January 9th, 2009 10:16 AM by Lehel Szucs

$7500 First-Time Homebuyer Income Tax Credit


Highlights
First time homebuyers who purchased a principal residence between 4/9/08 and 7/1/09 qualify for the tax credit.
The maximum credit is $7500 OR 10% of the purchase price if lower than a $75,000 sales price.
If home is purchased in 2009, homebuyer can elect to amend 2008 tax returns and claim a tax credit.
Tax credit is recaptured by the IRS.  It's really an interest-free loan paid back over a 15-year time period.
 
The following are not eligible for the tax credit:
Non-resident aliens
Buyers who finance home with tax-exempt mortgage bond programs
If property is disposed of before end of tax year
If property ceases to be principal residence before end of tax year
If property is acquired from a person who is related* to the homebuyer
*If modified Adjusted Gross income exceeds 95,000 (individual) or $170,000 (joint)
Credit phases out for individual Adjusted Gross Income between $75,000- $95,000, and between $150,000- $170,000 for joint filers
(Special rules apply for Washington D.C.)

Further Definitions
First Time Homebuyer - Not having ownership interest in a primary residence within the last 3 years.  It's from settlement date to settlement date; the date of the sales contract is irrelevant.
Loan Types - Not loan specific.  It applies to FHA, VA, Fannie, Freddie, and Non-Conforming.
Income Tax Credit - This is a tax CREDIT, not a tax deduction.

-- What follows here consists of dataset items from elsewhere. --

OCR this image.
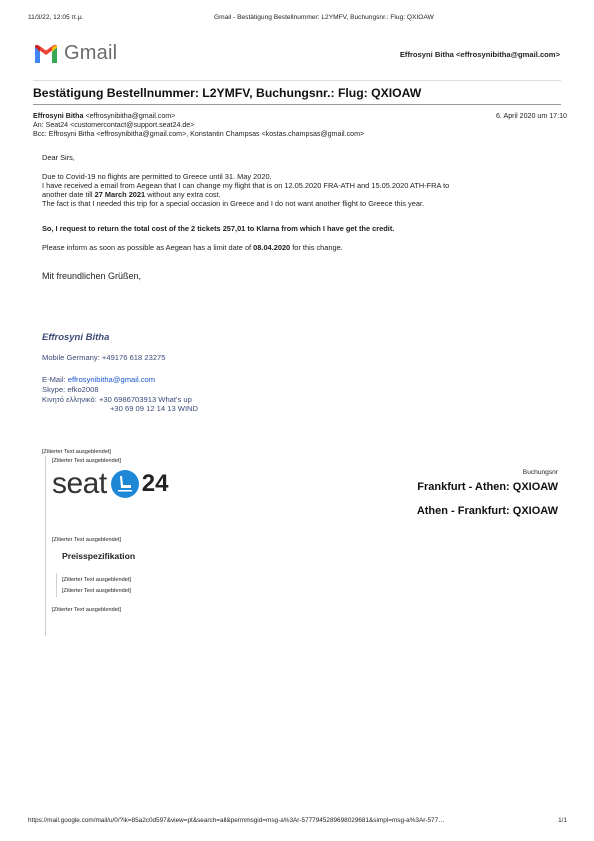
11/3/22, 12:05 π.μ.	Gmail - Bestätigung Bestellnummer: L2YMFV, Buchungsnr.: Flug: QXIOAW
Gmail	Effrosyni Bitha <effrosynibitha@gmail.com>
Bestätigung Bestellnummer: L2YMFV, Buchungsnr.: Flug: QXIOAW
Effrosyni Bitha <effrosynibitha@gmail.com>	6. April 2020 um 17:10
An: Seat24 <customercontact@support.seat24.de>
Bcc: Effrosyni Bitha <effrosynibitha@gmail.com>, Konstantin Champsas <kostas.champsas@gmail.com>
Dear Sirs,
Due to Covid-19 no flights are permitted to Greece until 31. May 2020.
I have received a email from Aegean that I can change my flight that is on 12.05.2020 FRA-ATH and 15.05.2020 ATH-FRA to
another date till 27 March 2021 without any extra cost.
The fact is that I needed this trip for a special occasion in Greece and I do not want another flight to Greece this year.
So, I request to return the total cost of the 2 tickets 257,01 to Klarna from which I have get the credit.
Please inform as soon as possible as Aegean has a limit date of 08.04.2020 for this change.
Mit freundlichen Grüßen,
Effrosyni Bitha
Mobile Germany: +49176 618 23275
E-Mail: effrosynibitha@gmail.com
Skype: efko2008
Κινητό ελληνικό: +30 6986703913 What's up
+30 69 09 12 14 13 WIND
[Zitierter Text ausgeblendet]
[Zitierter Text ausgeblendet]
seat 24	Buchungsnr
Frankfurt - Athen: QXIOAW
Athen - Frankfurt: QXIOAW
[Zitierter Text ausgeblendet]
Preisspezifikation
[Zitierter Text ausgeblendet]
[Zitierter Text ausgeblendet]
[Zitierter Text ausgeblendet]
https://mail.google.com/mail/u/0/?ik=85a2c0d597&view=pt&search=all&permmsgid=msg-a%3Ar-5777945289698029681&simpl=msg-a%3Ar-577…	1/1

It doesn't matter if the qualified homebuyer's entire tax burden is less than $7,500 or even $0.00.  However, tax returns must be filed to claim a refund.
House becomes Non-Owner Occupied - Once the home becomes non owner-occupied or sold, the remainder of the credit is called due.  If the borrower buys another primary residence within two years, they go back to the 15 year payback schedule.
Recapture sell home - The borrower doesn't have a pay back if they lose money on the home or the maximum total recapture, including what they've already paid, is limited to the actual gain when/if they sell the home.
Municipal Bond Loans - Not eligible.  If the borrower financed using a bond program such as the State Housing Program, etc., they do not qualify for this credit.


**Please discuss your specific tax situation with your accountant.  We do not offer tax advice, we simply provide you information to discuss with your tax advisor.

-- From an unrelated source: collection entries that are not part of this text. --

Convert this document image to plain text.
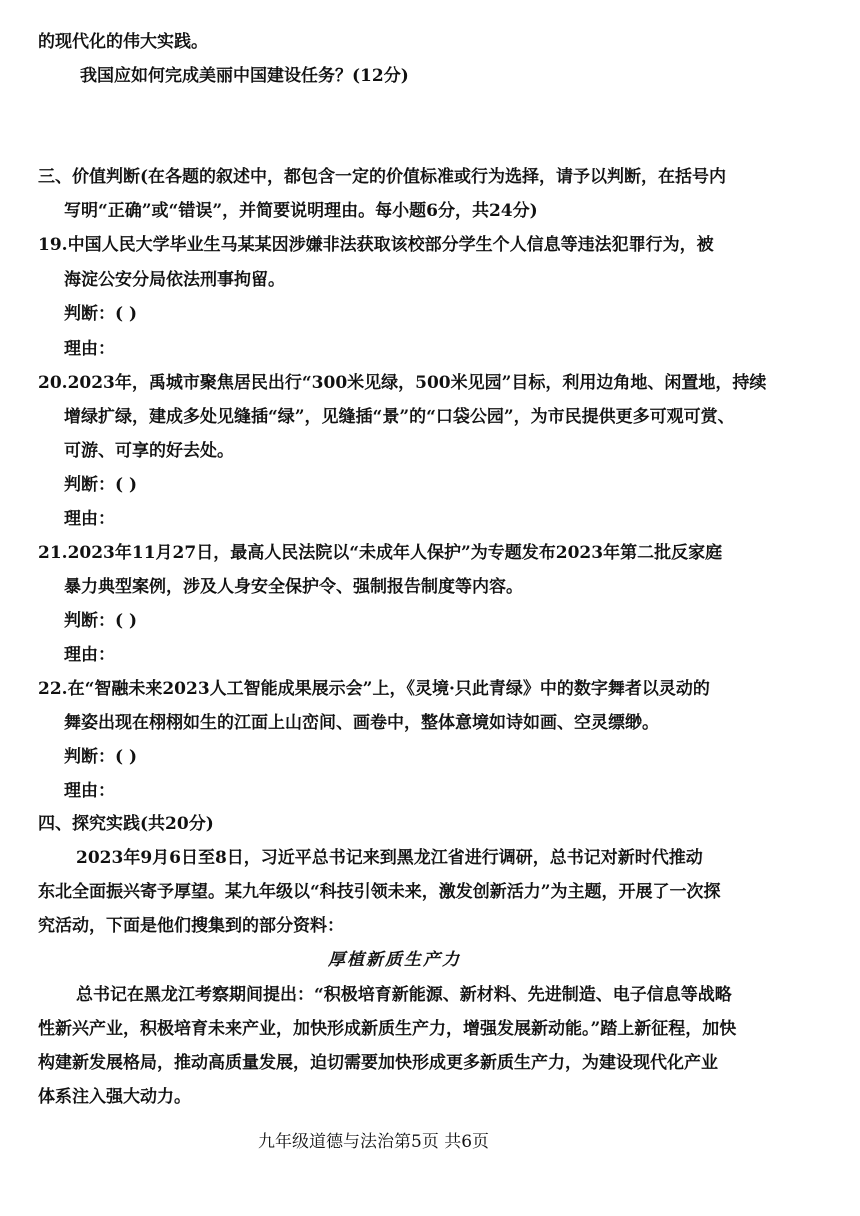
的现代化的伟大实践。
我国应如何完成美丽中国建设任务？(12分)
三、价值判断(在各题的叙述中，都包含一定的价值标准或行为选择，请予以判断，在括号内
写明“正确”或“错误”，并简要说明理由。每小题6分，共24分)
19.中国人民大学毕业生马某某因涉嫌非法获取该校部分学生个人信息等违法犯罪行为，被
海淀公安分局依法刑事拘留。
判断：( )
理由：
20.2023年，禹城市聚焦居民出行“300米见绿，500米见园”目标，利用边角地、闲置地，持续
增绿扩绿，建成多处见缝插“绿”，见缝插“景”的“口袋公园”，为市民提供更多可观可赏、
可游、可享的好去处。
判断：( )
理由：
21.2023年11月27日，最高人民法院以“未成年人保护”为专题发布2023年第二批反家庭
暴力典型案例，涉及人身安全保护令、强制报告制度等内容。
判断：( )
理由：
22.在“智融未来2023人工智能成果展示会”上，《灵境·只此青绿》中的数字舞者以灵动的
舞姿出现在栩栩如生的江面上山峦间、画卷中，整体意境如诗如画、空灵缥缈。
判断：( )
理由：
四、探究实践(共20分)
2023年9月6日至8日，习近平总书记来到黑龙江省进行调研，总书记对新时代推动
东北全面振兴寄予厚望。某九年级以“科技引领未来，激发创新活力”为主题，开展了一次探
究活动，下面是他们搜集到的部分资料：
厚植新质生产力
总书记在黑龙江考察期间提出：“积极培育新能源、新材料、先进制造、电子信息等战略
性新兴产业，积极培育未来产业，加快形成新质生产力，增强发展新动能。”踏上新征程，加快
构建新发展格局，推动高质量发展，迫切需要加快形成更多新质生产力，为建设现代化产业
体系注入强大动力。
九年级道德与法治第5页 共6页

This is written and condensed from HR 3221, the ?Housing and Economic Recovery Act of 2008, which was signed into law by President Bush 7-30-08. This particular section is relative to IRS tax code. We have worked diligently to accurately analyze and make sense of the legislation to provide information that is trustworthy and of benefit to you, but none of the parties presenting this information is an attorney or an accountant and do not guarantee the interpretations. Any actions you choose to take on the information provided should first be approved by legal or financial counsel.